Academic2026

Stellar Classification

CS372 Machine Learning: An astronomical object classification system

Role

AI/ML Engineer

Year

2026

Team

Solo Project

Tech Stack

This project was developed to study and apply machine learning techniques to the problem of stellar classification using data from the Sloan Digital Sky Survey (SDSS) Data Release 17 (DR17), consisting of 100,000 records. The system was designed to classify celestial objects into three main categories: galaxies, stars, and quasars. It does this by analyzing spectral features, photometric data across the u, g, r, i, and z filters, and redshift values in order to identify the most accurate and suitable mathematical model for handling large-scale astronomical data.

The Problem

Modern astronomy has entered the era of big data, where sky survey projects generate massive amounts of data, often at the terabyte scale per night.

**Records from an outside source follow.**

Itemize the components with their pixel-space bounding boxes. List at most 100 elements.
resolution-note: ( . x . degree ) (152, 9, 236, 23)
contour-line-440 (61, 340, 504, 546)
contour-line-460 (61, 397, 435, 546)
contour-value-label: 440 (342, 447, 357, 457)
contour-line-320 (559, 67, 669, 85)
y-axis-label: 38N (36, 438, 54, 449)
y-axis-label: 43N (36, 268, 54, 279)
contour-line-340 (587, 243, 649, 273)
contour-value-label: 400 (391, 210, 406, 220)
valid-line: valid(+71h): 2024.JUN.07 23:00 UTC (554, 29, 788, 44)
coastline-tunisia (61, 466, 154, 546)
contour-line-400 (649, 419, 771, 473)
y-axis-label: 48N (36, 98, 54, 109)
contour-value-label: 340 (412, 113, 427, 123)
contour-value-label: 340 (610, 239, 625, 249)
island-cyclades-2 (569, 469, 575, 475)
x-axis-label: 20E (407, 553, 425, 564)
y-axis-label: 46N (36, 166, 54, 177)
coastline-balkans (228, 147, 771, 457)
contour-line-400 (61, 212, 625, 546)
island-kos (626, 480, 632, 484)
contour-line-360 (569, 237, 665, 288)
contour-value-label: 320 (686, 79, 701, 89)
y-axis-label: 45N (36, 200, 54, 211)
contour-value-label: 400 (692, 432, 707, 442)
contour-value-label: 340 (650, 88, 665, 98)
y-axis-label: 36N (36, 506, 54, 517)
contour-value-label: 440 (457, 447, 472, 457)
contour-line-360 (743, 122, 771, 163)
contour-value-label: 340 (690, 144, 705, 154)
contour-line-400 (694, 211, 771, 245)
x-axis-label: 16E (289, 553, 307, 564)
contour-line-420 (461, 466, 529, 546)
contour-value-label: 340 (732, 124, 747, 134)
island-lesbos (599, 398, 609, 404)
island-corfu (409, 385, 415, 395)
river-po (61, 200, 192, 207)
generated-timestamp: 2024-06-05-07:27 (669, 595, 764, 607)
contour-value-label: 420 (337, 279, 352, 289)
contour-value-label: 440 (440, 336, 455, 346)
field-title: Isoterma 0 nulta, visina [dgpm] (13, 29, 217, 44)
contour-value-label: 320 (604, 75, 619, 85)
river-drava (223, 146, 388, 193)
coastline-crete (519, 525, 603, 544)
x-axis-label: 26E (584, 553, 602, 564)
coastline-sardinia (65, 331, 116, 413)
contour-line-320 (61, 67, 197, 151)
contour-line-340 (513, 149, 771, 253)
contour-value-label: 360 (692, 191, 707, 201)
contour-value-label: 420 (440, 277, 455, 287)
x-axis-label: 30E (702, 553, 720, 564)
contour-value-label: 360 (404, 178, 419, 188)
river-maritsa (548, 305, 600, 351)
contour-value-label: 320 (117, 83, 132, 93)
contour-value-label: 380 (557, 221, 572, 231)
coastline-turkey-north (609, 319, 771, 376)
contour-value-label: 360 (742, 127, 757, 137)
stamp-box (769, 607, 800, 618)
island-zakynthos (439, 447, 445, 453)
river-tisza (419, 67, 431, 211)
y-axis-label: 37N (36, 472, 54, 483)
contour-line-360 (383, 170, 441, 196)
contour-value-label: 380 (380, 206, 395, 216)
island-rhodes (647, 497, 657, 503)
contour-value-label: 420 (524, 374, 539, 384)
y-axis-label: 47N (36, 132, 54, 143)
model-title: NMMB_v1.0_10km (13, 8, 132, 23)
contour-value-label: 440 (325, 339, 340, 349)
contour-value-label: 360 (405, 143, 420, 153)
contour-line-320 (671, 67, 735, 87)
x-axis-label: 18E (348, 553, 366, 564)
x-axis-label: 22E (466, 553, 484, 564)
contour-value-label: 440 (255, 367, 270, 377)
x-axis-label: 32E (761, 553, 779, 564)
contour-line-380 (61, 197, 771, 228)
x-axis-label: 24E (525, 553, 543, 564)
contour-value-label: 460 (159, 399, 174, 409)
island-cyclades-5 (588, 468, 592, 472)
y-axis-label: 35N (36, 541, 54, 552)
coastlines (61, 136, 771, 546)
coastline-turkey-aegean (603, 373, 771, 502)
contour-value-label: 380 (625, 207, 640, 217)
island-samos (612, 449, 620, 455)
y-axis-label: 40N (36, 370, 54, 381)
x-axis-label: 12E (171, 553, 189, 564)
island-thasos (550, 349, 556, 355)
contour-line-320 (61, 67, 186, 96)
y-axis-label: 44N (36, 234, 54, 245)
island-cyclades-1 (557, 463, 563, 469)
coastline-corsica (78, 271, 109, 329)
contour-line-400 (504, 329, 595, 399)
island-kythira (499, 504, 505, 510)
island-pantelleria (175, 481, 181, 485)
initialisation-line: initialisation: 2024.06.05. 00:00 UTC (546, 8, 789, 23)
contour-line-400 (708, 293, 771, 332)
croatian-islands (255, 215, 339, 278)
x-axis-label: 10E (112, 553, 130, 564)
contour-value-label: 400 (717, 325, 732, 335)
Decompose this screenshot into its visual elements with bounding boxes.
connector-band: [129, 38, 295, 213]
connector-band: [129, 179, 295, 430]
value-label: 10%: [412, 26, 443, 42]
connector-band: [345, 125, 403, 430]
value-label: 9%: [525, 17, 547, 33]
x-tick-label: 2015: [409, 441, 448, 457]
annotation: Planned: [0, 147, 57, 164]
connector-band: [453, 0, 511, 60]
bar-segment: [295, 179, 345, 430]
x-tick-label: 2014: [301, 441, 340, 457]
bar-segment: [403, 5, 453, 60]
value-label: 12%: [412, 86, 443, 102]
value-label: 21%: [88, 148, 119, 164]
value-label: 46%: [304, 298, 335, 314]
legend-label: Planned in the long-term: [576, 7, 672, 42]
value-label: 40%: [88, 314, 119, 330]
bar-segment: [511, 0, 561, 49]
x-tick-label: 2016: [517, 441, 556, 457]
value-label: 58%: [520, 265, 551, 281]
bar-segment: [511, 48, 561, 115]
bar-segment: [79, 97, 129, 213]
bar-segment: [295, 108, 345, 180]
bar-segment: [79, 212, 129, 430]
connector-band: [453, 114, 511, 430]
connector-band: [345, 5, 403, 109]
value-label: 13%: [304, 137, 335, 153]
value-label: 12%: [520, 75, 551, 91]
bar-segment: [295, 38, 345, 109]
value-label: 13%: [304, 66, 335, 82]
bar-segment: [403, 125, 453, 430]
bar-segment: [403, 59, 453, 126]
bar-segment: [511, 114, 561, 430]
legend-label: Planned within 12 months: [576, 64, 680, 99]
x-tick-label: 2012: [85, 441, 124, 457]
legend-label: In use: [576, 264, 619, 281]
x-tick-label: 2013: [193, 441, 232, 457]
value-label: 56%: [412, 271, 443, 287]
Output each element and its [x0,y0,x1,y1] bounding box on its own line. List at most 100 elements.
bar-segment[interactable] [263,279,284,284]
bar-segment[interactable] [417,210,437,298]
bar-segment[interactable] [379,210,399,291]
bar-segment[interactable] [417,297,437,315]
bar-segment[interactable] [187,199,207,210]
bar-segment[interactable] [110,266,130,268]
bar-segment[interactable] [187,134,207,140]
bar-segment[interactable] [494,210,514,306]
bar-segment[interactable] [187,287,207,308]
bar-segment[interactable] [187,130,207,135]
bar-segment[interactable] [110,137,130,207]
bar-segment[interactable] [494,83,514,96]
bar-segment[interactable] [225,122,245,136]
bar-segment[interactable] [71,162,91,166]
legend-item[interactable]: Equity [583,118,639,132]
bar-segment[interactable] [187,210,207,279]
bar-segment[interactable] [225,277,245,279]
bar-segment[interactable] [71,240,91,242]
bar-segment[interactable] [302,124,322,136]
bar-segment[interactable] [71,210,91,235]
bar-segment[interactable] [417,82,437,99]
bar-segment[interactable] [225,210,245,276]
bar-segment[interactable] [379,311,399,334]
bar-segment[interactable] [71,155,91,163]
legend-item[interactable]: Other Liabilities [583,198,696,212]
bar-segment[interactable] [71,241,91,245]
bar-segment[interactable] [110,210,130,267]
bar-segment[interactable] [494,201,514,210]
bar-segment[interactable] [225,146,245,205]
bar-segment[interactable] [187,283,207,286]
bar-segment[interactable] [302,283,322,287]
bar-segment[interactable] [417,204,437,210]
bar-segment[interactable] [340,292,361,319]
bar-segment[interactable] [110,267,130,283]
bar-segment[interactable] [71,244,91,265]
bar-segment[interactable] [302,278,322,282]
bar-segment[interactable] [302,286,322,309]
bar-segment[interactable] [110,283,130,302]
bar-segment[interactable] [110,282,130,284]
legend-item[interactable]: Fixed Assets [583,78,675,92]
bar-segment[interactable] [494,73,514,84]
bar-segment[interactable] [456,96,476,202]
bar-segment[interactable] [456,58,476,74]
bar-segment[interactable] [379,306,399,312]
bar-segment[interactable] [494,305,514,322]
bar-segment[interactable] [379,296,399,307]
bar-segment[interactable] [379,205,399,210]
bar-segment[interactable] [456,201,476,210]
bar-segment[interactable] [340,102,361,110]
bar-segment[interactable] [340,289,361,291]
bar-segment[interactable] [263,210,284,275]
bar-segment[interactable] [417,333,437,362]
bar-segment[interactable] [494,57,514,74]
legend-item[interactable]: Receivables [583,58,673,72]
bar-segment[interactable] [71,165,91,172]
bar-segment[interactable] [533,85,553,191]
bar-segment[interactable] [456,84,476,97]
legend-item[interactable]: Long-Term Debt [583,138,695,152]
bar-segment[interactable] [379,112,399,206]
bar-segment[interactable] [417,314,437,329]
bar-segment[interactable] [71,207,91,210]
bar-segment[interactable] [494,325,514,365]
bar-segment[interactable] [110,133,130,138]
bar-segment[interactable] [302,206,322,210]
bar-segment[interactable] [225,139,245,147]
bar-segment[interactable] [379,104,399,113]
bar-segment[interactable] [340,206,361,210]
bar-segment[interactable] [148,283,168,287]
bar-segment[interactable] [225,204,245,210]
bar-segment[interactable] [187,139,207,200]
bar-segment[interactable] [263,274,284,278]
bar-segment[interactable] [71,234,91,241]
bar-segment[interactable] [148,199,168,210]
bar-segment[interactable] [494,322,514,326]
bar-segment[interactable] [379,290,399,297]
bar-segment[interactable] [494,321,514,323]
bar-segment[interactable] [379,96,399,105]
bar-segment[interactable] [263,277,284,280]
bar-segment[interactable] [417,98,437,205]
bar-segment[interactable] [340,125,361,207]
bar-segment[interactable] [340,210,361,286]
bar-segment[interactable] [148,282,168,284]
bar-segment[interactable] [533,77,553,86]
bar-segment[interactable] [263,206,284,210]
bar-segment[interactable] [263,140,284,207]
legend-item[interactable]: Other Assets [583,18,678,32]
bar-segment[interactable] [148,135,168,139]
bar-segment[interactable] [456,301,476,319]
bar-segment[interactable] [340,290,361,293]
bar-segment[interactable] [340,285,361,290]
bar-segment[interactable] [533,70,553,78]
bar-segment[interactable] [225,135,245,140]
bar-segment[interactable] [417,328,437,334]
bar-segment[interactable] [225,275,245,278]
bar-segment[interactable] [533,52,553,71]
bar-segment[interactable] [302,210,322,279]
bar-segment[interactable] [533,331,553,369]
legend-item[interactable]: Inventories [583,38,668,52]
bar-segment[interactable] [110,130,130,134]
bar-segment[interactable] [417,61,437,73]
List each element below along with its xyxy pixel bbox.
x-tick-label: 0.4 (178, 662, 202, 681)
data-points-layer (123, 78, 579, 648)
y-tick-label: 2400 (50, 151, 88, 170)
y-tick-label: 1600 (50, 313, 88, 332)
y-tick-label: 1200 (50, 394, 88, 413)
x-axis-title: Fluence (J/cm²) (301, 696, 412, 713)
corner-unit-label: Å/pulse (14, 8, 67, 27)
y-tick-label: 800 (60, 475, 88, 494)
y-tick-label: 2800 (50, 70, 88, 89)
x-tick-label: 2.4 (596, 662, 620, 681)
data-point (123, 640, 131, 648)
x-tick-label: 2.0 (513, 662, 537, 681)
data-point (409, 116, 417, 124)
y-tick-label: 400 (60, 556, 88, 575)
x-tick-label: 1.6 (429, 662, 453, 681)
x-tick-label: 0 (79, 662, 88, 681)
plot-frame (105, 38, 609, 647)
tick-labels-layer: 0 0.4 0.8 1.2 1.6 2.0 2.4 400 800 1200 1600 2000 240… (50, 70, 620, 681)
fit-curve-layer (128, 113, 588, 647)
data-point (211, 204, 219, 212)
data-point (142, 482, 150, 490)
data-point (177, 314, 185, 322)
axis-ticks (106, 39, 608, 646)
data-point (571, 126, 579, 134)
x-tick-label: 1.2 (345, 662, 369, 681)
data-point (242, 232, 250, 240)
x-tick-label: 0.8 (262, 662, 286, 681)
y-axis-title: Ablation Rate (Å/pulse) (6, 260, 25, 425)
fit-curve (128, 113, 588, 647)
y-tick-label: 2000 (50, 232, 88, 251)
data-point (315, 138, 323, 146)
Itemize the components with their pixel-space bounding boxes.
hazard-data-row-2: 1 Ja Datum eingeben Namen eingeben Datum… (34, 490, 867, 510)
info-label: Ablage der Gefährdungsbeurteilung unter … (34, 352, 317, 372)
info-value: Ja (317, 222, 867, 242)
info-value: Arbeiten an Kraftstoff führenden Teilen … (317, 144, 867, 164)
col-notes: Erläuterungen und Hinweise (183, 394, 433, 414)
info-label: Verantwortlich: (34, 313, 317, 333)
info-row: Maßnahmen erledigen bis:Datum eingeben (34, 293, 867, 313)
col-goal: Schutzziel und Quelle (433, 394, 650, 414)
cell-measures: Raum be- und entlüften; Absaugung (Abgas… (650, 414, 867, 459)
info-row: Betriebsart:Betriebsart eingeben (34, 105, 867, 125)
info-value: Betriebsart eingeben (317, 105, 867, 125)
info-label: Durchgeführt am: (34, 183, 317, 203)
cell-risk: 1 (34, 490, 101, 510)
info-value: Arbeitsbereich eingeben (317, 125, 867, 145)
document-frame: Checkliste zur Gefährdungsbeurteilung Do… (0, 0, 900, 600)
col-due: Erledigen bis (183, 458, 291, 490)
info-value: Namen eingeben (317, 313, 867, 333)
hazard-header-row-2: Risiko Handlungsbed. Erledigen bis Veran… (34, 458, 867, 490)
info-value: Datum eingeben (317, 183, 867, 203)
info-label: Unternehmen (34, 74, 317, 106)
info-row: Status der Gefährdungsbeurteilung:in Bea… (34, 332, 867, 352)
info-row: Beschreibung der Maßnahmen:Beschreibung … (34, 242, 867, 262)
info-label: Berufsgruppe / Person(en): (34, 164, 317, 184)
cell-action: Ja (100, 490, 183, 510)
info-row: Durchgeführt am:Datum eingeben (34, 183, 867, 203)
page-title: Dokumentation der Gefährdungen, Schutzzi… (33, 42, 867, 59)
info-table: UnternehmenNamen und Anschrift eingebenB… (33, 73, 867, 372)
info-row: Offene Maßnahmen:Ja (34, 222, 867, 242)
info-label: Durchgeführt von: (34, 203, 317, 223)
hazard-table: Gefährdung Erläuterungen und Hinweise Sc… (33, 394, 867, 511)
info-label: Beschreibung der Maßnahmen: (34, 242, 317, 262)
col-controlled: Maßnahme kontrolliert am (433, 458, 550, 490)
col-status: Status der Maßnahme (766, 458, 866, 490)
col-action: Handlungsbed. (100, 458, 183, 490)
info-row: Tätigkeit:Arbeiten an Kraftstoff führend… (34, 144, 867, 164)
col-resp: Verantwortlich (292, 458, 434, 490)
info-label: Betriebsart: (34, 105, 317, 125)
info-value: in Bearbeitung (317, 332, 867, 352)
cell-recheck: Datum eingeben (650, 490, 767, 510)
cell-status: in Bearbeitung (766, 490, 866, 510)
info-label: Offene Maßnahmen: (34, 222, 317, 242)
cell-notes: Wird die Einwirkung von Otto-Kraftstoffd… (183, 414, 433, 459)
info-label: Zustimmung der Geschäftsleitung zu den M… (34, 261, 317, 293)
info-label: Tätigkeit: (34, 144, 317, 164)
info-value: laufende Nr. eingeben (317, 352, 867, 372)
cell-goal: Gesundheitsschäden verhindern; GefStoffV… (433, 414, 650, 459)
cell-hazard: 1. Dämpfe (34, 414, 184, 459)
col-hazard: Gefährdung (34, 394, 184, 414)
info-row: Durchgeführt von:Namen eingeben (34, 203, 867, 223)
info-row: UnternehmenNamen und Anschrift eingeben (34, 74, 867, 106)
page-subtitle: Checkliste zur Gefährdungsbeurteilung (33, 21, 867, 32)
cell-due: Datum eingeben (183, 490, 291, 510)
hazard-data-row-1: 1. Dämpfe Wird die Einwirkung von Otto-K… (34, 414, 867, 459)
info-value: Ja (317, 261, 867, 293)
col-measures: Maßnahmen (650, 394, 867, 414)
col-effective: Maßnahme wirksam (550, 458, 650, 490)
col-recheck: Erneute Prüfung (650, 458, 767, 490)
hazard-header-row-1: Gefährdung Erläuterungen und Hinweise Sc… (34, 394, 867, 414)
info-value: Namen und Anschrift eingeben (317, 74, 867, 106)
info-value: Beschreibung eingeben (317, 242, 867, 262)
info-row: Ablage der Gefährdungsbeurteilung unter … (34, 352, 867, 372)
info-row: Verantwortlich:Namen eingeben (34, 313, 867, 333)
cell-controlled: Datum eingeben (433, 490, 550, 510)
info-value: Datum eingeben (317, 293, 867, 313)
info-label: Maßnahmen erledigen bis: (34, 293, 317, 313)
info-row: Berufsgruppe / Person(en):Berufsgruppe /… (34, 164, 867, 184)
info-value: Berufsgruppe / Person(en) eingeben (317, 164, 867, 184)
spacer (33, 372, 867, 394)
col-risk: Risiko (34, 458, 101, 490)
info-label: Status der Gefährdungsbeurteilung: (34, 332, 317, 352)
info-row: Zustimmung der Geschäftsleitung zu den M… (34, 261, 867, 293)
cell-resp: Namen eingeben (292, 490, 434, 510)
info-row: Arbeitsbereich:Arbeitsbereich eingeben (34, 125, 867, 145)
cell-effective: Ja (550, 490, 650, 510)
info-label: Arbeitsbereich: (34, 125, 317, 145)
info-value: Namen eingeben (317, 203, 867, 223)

Manually classifying these objects is therefore impractical.
Some objects, such as quasars, are high-energy and extremely distant, yet can appear visually similar to stars when observed through conventional telescopes, making them difficult to distinguish.
An automatic classification system is needed to process large volumes of data quickly and accurately, reducing the workload of astronomers and helping identify objects for further in-depth study.

The Solution

Performed systematic data cleaning and preprocessing by converting physically invalid sentinel values, such as -9999, into NaN and removing them, while also applying IQR clipping (Winsorization) to reduce the impact of outliers.
Used tree-based methods and permutation importance for feature selection, removing system-identifying variables such as IDs that could lead to data leakage.
Developed and compared three different algorithms: K-Nearest Neighbors (KNN), XGBoost (tree-based ensemble), and a Neural Network (Multilayer Perceptron, or MLP).
Tuned hyperparameters using grid search combined with cross-validation to find the most effective settings while reducing the risk of overfitting and underfitting.

The Result

Produced models capable of classifying galaxies, stars, and quasars with very high accuracy, with XGBoost achieving the best performance at an evaluation accuracy of 0.9785 and an F1-macro score of 0.9752.
All developed models showed no significant signs of overfitting and demonstrated strong generalization to unseen data.
Built a complete data pipeline covering preprocessing, anomaly handling, and prediction, which could realistically be applied as an initial screening system within an observatory data pipeline.

Technologies

Retrospective

Challenges

The dataset was clearly imbalanced, with galaxies making up nearly 60% of the data while quasars accounted for less than 20%, so macro-averaged F1-score was used as the primary evaluation metric instead of accuracy to prevent model bias.
Data validation and interpretation required astronomy domain knowledge, such as understanding that certain magnitude values should not be negative and that stellar redshift should remain close to zero. As a result, data cleaning had to be guided not only by statistics but also by physics.
Managing time and computational resources for running grid search on complex models such as XGBoost and MLP over a large dataset of 100,000 records was a significant challenge.

Learnings

Gained hands-on experience with the full end-to-end machine learning workflow, including exploratory data analysis, preprocessing, feature engineering, model tuning, and evaluation.
Learned how different algorithms behave in practice, especially how tree-based models such as XGBoost perform exceptionally well on tabular data and can capture relationships in this type of dataset effectively.
Understood the importance of handling sentinel values properly, since leaving them untreated can distort averages and data distributions, severely harming model accuracy.
Learned how to evaluate model performance under class imbalance and compare cross-validation scores with evaluation set results to confirm model reliability.